La reine Marie de Médicis s’est redressée. Son regard s’emplit d’une lointaine épouvante. Ses lèvres tremblantes retiennent le mot terrible qui veut s’échapper et tomber… tomber comme une condamnation, car ce mot, c’est la mort du roi de France!
Enfin, elle gémit:
– Que veux-tu que je te dise?… C’est terrible!… terrible!… Laisse-moi le temps de réfléchir… plus tard… attends… Tu peux bien attendre un peu, voyons!
Alors Léonora se leva et se courba dans une longue et savante révérence de cour. Elle exagéra la correction des attitudes imposées par l’étiquette et d’une voix tranchante qui contrastait avec cette humilité voulue:
– J’ai l’honneur de solliciter de Votre Majesté mon congé… et celui de Concino Concini, mon époux.
La reine pâlit affreusement. Elle bégaya:
– Tu veux me quitter?
– S’il plaît à Votre Majesté, oui, dit Léonora glaciale. Demain matin nous quitterons la France.
Affolée par la pensée de perdre Concini, Marie cria:
– Mais je ne le veux pas!
– Votre Majesté daignera excuser mon insistance… Notre décision est irrévocable… Nos préparatifs de départ sont faits. Nous voulons nous retirer.
À ces mots, prononcés à dessein, la souveraine chez Marie de Médicis se réveille enfin et se révolte. Elle se redresse de toute sa hauteur, et laissant tomber un regard courroucé sur la confidente toujours courbée:
– Vous voulez! répéta-t-elle en martelant chaque syllabe. Et moi, je ne veux pas!
– Madame…
– Assez!… Il ne me plaît pas d’accorder le congé que vous sollicitez… Allez!
Et comme la dame d’atours ébauchait un geste, elle reprit violemment:
– Allez-vous-en, dis-je, ou par la santa Maria, j’appelle et vous fais arrêter.

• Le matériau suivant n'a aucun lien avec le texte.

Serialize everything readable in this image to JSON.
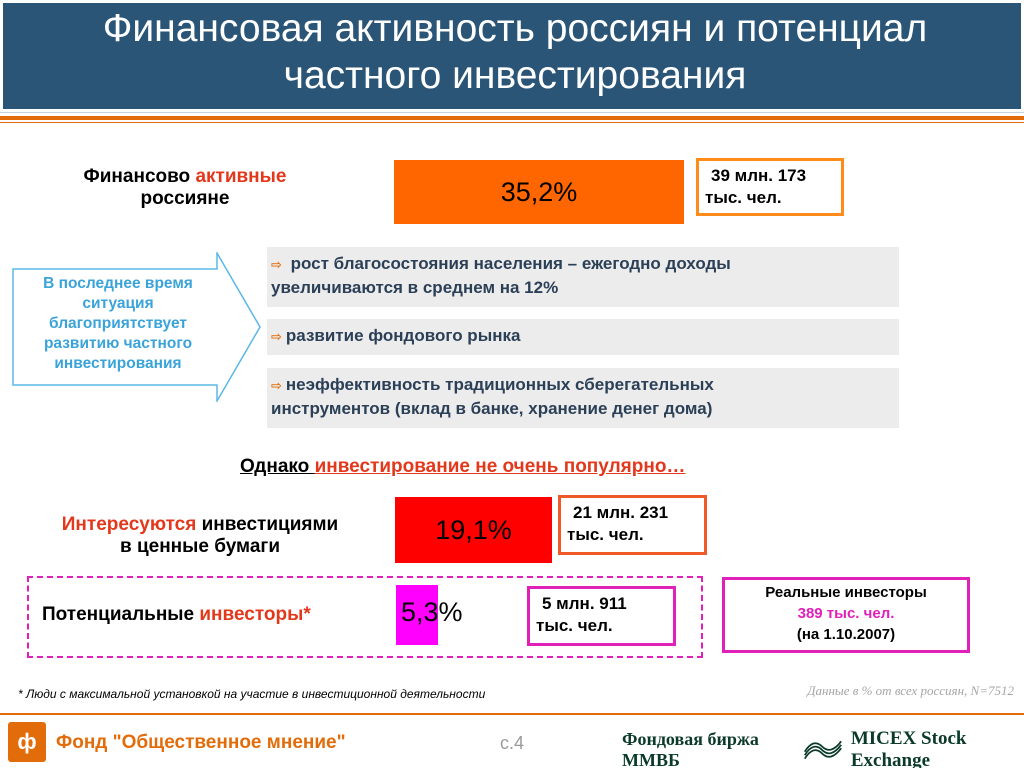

Léonora, comme écrasée, obéit, se retire à reculons. Et la reine, que cette feinte soumission apaise, se reproche déjà sa violence, soupire à la pensée qu’elle va être privée d’une visite de Concini.
Arrivée à la porte, la Galigaï se redressa et, respectueusement, sans bravade, mais d’une voix ferme:
– Votre Majesté, je pense, ne trouvera pas mauvais que j’aille de ce pas chez le roi.
Ces paroles jettent le trouble et l’effroi dans l’esprit de la reine, qui balbutie:
– Le roi!… Pour quoi faire?…
– Le supplier de nous accorder ce congé que Votre Majesté nous fait l’insigne honneur de nous refuser.
À demi rassurée, Marie gronda:
– Tu… vous oseriez!… Malgré ma volonté!
– Pour mon Concini, oui, madame, j’oserai tout… même encourir la colère et la disgrâce de ma reine…
– Ingrate!… Tu n’es qu’une ingrate!…
C’était le prélude de la capitulation. L’effort que Marie de Médicis avait fait pour résister était aux trois quarts brisé. C’est que la pensée de perdre Concini l’affolait. C’est que l’amour de Concini était devenu toute sa vie.
Et Léonora, qui ne comptait que sur ce sentiment, le comprit bien, car elle dit plus doucement:
– Le roi accordera avec joie ce congé qui le débarrassera de nous… Vous le savez, madame.
Eh oui! elle le savait. C’est pourquoi elle gémit:
– Mais enfin, pourquoi veux-tu t’en aller?
– Eh! madame, je vous vois disposée à tout pardonner au roi… à tout lui sacrifier… peut-être pousserez-vous l’abnégation jusqu’à vous effacer devant Mme de Verneuil… ou devant l’astre nouveau qui brillera demain sur la cour.